The threat of cybersecurity threats, hacks and data breaches has never been higher, affecting a whole host of industries. From hospitality and recruitment to entertainment spaces, cybersecurity is an issue that affects us all and shouldn’t be taken lightly. Escape room owners hold on to contact details for bookings and could be at risk of this information being stolen. These are some of the most prominent cybersecurity threats escape room businesses face and how to prevent them from impacting your reputation.
Ransomware hackers encrypt your data so staff can’t access the information they need, and then demand payment to release the data again. It’s an increasing issue for a wide range of businesses and something that can be particularly detrimental to small businesses who may not have the funds in place to get their data back. From bookings and billing, escape room businesses can lose money in two ways if they suffer a ransomware attack: one in the form of the loss of the ransom itself but also from the degradation of the customer experience which can impact reputation and future bookings.
Best practices to prevent the threat of ransomware impacting your business include maintaining good security habits, making sure your antivirus software is kept up to date, and exercising caution when it comes to emails with attachments. It can also be beneficial to ensure that you’re minimising privileges within the company when it comes to who has access to data and booking systems. Sam Waylen, Senior SOC Analyst at Redscan, argues that “by adhering to the principle of least privilege, businesses can significantly reduce the potential damage an attacker can inflict should a user’s password and credentials be compromised”.
Social channel threats
Social media is something that’s fully ingrained in our society now and it’s an essential marketing tool for escape room businesses to reach a broader audience, highlight discounts and events, and promote the location and theme of your business to your target customers. But because it’s something we use every day, it can be easy for businesses to neglect it when it comes to security. If your organisation’s accounts aren’t secured, or you’re not enforcing proper usage policies, you could be putting your business at risk.
Social channels are at threat of malware attacks, with cybercriminals focusing their efforts on data-rich environments such as Instagram, Facebook and Twitter to gain access to the personal information of your customers. Industry journalist Bruce Sussman states that knowing how your organisation uses social media, and which members of the team are responsible for it, can help to control your assets more effectively, but also that businesses should “train employees on best practices for social media use and other relevant cybersecurity techniques [to] help your social media users understand the way hackers can use social media to attack or spoof your organisation”.
PoS (Point of Sale) systems and payment card systems are integral to escape room businesses to book customers in for events and sessions and take payment. PoS systems are a concerning area for businesses as they’re often breaches for the payment data of customers.

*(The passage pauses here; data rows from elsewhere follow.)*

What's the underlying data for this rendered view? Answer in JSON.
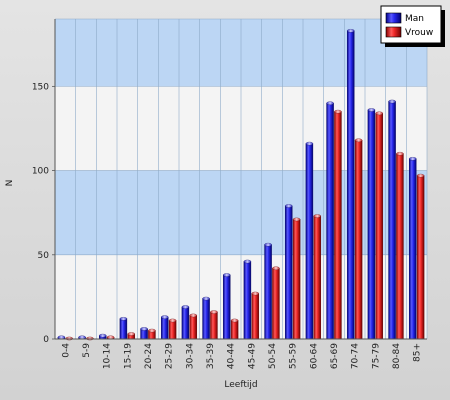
{
  "chart_data": {
    "type": "bar",
    "xlabel": "Leeftijd",
    "ylabel": "N",
    "ylim": [
      0,
      190
    ],
    "yticks": [
      0,
      50,
      100,
      150
    ],
    "grid": true,
    "legend_position": "top-right",
    "categories": [
      "0-4",
      "5-9",
      "10-14",
      "15-19",
      "20-24",
      "25-29",
      "30-34",
      "35-39",
      "40-44",
      "45-49",
      "50-54",
      "55-59",
      "60-64",
      "65-69",
      "70-74",
      "75-79",
      "80-84",
      "85+"
    ],
    "series": [
      {
        "name": "Man",
        "color": "#1a1aee",
        "values": [
          1,
          1,
          2,
          12,
          6,
          13,
          19,
          24,
          38,
          46,
          56,
          79,
          116,
          140,
          183,
          136,
          141,
          107
        ]
      },
      {
        "name": "Vrouw",
        "color": "#ee1a1a",
        "values": [
          0,
          0,
          1,
          3,
          5,
          11,
          14,
          16,
          11,
          27,
          42,
          71,
          73,
          135,
          118,
          134,
          110,
          97
        ]
      }
    ]
  }
}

Businesses can be left vulnerable from the likes of weak passwords, insecure remote access and poor configuration of the system, making it easier for criminals to access the system and hijack it. But what makes these a more difficult feature to secure is that they attack the vendor, not the escape room business, so it’s actually a third-party crime that results in money loss for customers and a bad reputation for your business.

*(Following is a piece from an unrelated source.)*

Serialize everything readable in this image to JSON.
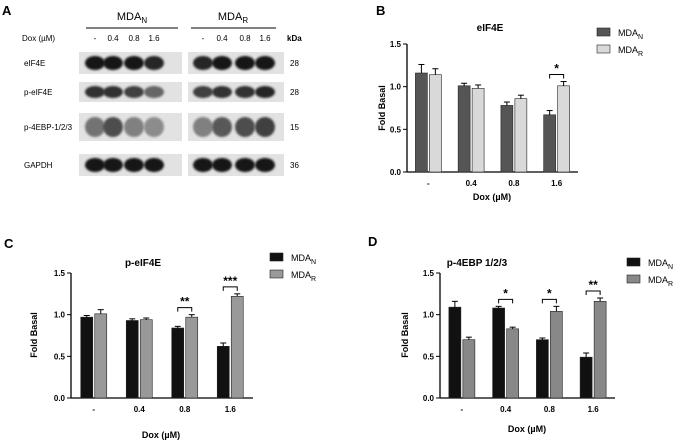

There are several ways to protect your business against PoS attacks, from amping up employee training so that everyone accessing the system has knowledge of the potential risks, to installing antivirus software on the system itself. End-to-end encryption is also an essential feature of your PoS system to protect them against theft. While it’s unlikely that your staff will use PoS devices for criminal purposes, there’s still potential for human error to occur, such as accidentally leaving devices somewhere they shouldn’t or losing it entirely where it can be picked up by someone else. Make sure that devices are locked down at the end of each day to prevent a data breach and limit who has access to it.

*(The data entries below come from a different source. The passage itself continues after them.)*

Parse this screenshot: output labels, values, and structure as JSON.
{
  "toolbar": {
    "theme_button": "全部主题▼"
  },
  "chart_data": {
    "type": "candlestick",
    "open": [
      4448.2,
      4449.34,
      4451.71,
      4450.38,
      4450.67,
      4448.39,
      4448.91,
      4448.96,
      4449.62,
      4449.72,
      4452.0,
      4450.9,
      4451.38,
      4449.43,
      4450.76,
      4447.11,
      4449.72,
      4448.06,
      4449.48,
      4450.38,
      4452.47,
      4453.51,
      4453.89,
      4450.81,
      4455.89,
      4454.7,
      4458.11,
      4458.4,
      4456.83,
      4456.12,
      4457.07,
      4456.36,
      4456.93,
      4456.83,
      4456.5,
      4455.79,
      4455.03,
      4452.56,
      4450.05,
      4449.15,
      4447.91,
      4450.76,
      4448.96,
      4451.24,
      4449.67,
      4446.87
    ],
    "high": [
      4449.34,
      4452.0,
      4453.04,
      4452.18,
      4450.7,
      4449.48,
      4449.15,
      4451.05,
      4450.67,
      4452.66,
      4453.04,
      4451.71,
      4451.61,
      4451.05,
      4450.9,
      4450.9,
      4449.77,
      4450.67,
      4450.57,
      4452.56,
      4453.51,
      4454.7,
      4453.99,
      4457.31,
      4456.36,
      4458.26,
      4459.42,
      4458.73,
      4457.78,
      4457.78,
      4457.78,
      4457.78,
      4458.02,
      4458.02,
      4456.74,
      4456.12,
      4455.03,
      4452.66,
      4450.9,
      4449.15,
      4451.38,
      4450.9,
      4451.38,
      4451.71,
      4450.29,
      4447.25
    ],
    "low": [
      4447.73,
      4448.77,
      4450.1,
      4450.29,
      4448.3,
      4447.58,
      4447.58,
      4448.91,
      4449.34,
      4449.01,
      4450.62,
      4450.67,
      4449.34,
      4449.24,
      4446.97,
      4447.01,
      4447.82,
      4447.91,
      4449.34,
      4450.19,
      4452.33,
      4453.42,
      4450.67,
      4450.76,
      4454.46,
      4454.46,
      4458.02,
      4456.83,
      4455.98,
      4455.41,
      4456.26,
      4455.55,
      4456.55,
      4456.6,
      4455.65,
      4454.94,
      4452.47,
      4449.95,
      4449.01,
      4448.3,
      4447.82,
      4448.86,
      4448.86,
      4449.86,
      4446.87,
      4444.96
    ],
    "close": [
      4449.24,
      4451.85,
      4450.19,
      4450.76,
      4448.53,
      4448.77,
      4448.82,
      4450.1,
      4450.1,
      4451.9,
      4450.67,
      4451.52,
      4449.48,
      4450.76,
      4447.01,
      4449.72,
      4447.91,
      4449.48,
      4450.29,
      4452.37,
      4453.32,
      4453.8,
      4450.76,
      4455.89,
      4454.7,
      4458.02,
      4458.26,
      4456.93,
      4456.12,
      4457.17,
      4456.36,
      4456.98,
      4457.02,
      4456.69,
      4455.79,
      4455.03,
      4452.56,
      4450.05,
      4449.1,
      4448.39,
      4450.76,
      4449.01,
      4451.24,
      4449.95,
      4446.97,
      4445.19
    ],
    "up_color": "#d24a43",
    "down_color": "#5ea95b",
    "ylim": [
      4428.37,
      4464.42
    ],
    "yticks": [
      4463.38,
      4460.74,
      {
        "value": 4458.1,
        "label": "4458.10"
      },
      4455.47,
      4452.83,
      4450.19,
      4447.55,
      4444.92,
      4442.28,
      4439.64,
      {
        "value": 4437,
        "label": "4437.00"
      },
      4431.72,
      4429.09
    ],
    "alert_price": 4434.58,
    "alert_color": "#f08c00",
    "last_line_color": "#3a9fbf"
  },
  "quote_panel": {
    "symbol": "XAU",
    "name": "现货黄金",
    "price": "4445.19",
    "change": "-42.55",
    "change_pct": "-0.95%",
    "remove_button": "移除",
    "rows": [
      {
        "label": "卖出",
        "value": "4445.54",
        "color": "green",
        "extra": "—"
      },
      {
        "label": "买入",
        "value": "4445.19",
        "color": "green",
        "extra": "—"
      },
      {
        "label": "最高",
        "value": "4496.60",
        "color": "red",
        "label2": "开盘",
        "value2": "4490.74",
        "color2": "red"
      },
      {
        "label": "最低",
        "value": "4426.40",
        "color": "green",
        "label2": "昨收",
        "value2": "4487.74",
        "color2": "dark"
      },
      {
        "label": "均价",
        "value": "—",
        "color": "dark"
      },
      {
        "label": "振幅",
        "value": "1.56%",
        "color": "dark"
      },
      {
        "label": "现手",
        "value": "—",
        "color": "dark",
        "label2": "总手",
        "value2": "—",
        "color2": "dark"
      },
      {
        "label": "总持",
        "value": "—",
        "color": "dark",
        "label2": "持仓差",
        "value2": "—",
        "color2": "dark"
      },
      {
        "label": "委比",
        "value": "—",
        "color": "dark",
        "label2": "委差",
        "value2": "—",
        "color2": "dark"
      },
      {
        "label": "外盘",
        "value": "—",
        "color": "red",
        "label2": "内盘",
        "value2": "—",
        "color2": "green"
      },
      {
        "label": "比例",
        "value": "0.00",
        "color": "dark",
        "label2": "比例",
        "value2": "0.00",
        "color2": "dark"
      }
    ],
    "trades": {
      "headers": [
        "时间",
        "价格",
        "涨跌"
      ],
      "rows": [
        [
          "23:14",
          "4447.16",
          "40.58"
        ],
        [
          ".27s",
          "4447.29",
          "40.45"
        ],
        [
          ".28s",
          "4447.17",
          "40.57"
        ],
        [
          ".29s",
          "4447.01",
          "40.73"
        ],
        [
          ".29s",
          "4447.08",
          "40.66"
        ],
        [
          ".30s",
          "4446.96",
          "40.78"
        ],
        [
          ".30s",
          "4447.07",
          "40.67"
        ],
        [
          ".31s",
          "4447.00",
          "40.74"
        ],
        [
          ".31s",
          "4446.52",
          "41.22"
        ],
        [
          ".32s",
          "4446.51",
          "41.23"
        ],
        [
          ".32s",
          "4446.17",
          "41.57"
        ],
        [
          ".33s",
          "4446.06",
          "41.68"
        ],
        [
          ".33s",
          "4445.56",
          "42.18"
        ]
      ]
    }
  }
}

If you’re using email, you’re at risk of phishing attacks. In fact, levels of phishing exposure via mobile devices increased by 161% in the latter half of 2020 and the first half of 2021. And with escape room owners dealing with emails from customers all day long, it’s a big threat to their operations. In recent years, cybercriminals have become more sophisticated in how they implement phishing attacks and they can be difficult to spot if you’re not clued up on the risks and threats out there. Phishing is the act of sending and receiving emails that seem at first glance to be from a genuine source, asking for details, passwords or payments to be sent.
There are two types of this threat, spear phishing and whaling, with the former aimed at individuals and the latter involving more people. Employees need to be trained regularly on catching phishing emails and stopping them in their tracks, such as scrutinising email addresses, checking for poor spelling and grammar, and being mindful of what’s being asked for in the email itself. Businesses should also back up their data regularly and avoid disclosing sensitive data or customer details unless absolutely necessary.
Escape room owners have a duty of care to the details and payment information their customers provide, and with cybersecurity such a huge threat to businesses today, staying knowledgeable about the threats is the first step to preventing an attack or data breach.